Chi Ossé, a 22-year-old activist and Crown Heights resident, announced his run for the City Council’s 36th District in June, making him the youngest candidate to ever run for the seat.
A co-founding member of the activist collective Warriors in the Garden, Ossé is one of the first political candidates in New York to spring directly out of the reinvigorated Black Lives Matter movement. The young political hopeful says running for office was the next logical step as he looked beyond protest organizing for somewhere to channel the passions the movement ignited in him.
“These protests can’t last forever. I would like them to, to a certain extent, but some people aren’t going to go out every day,” he said. “How can I transition that passion into another form where I can actually fight for legislative change?”

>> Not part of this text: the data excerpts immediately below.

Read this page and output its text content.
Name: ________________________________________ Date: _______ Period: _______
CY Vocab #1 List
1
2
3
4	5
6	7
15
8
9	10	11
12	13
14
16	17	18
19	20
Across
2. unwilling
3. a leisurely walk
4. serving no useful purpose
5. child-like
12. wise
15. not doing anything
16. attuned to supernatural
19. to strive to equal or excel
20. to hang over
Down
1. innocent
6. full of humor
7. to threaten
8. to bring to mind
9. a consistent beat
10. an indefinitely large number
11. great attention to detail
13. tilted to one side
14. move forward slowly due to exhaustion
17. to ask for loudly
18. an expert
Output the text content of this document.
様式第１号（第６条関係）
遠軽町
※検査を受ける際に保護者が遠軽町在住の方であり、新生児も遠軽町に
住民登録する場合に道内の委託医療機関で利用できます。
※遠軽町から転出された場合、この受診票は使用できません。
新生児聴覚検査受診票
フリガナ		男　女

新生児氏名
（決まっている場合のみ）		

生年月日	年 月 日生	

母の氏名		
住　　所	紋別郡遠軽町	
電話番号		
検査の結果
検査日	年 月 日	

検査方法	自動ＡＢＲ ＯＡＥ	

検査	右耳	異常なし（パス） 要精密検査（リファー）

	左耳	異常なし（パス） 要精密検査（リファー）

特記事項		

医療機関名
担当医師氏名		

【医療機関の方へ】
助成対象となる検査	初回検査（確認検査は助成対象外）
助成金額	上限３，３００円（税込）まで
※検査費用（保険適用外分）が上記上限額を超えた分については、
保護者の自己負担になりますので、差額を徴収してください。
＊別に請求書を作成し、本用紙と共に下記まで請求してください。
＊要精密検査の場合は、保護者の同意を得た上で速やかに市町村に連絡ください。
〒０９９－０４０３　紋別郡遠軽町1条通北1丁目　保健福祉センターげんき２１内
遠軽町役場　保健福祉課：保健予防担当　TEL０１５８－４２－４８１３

Following the police killing of George Floyd in Minneapolis, Ossé was one of thousands of young people who took to the streets in late May to denounce police brutality and call for deep cuts to the NYPD’s budget.
During his first night protesting at Barclays Center, the now-Council candidate was maced along with hundreds of other protesters — and a pair of Brooklyn elected officials — while others were beaten with batons and violently arrested by police. But, Ossé pushed forward, joining marches throughout late May and early June, and eventually meeting like-minded activists who would go on to form Warriors in the Garden.
Utilizing an Instagram following of over 25,000 people, its members have helped organize a bevy of marches, including the children’s march in Brooklyn, where dozens of youngsters were given the chance to speak before a crowd at Grand Army Plaza.
At this early stage in his campaign, Ossé’s policy priorities mirror those of many other protest leaders; among them, ending qualified immunity — the defense government officials can assert when they are sued for violating constitutional rights — in New York City, and further defunding the Police Department.
Ossé contends that the recently passed city budget, which saw parts of the NYPD budget shifted to the Department of Education for school safety agents, and made a slight cut to overtime spending, is a sign that the current City Council is not responsive to the wills of most New Yorkers — especially the young.
“Corey Johnson and the mayor gave us crumbs and tried to extinguish our fire,” he said. “But our fire is still there. We want more, and we’re going to demand more, and we’re going to enter positions of power where we can get the whole damn loaf.”
Ossé’s candidacy comes as local civic engagement reaches new highs, spurred in part by the movement to defund the police. During — and in the days leading up to — the City Council’s budget vote, protesters camped out at City Hall Park, where they watched the live-streamed proceedings on a projector and made sure their objections to “yes” votes were heard.
As a young candidate with no college degree or traditional political experience, Ossé makes an easy target for any older, more seasoned opponent for the council seat which spans Bedford Stuyvesant and northern Crown Heights, and is currently occupied by term-limited Councilman Robert Cornegy.
Anticipating these criticisms, Ossé points to the current state of the city. With unemployment at a record high and fears of a looming eviction crisis running rampant, he asks what the experienced politicians in power now have done to stop it.
“What is the state of New York City right now? Is it a pleasant one? Is it a utopia?” he said. “And that is at the hands of these well-seasoned politicians.”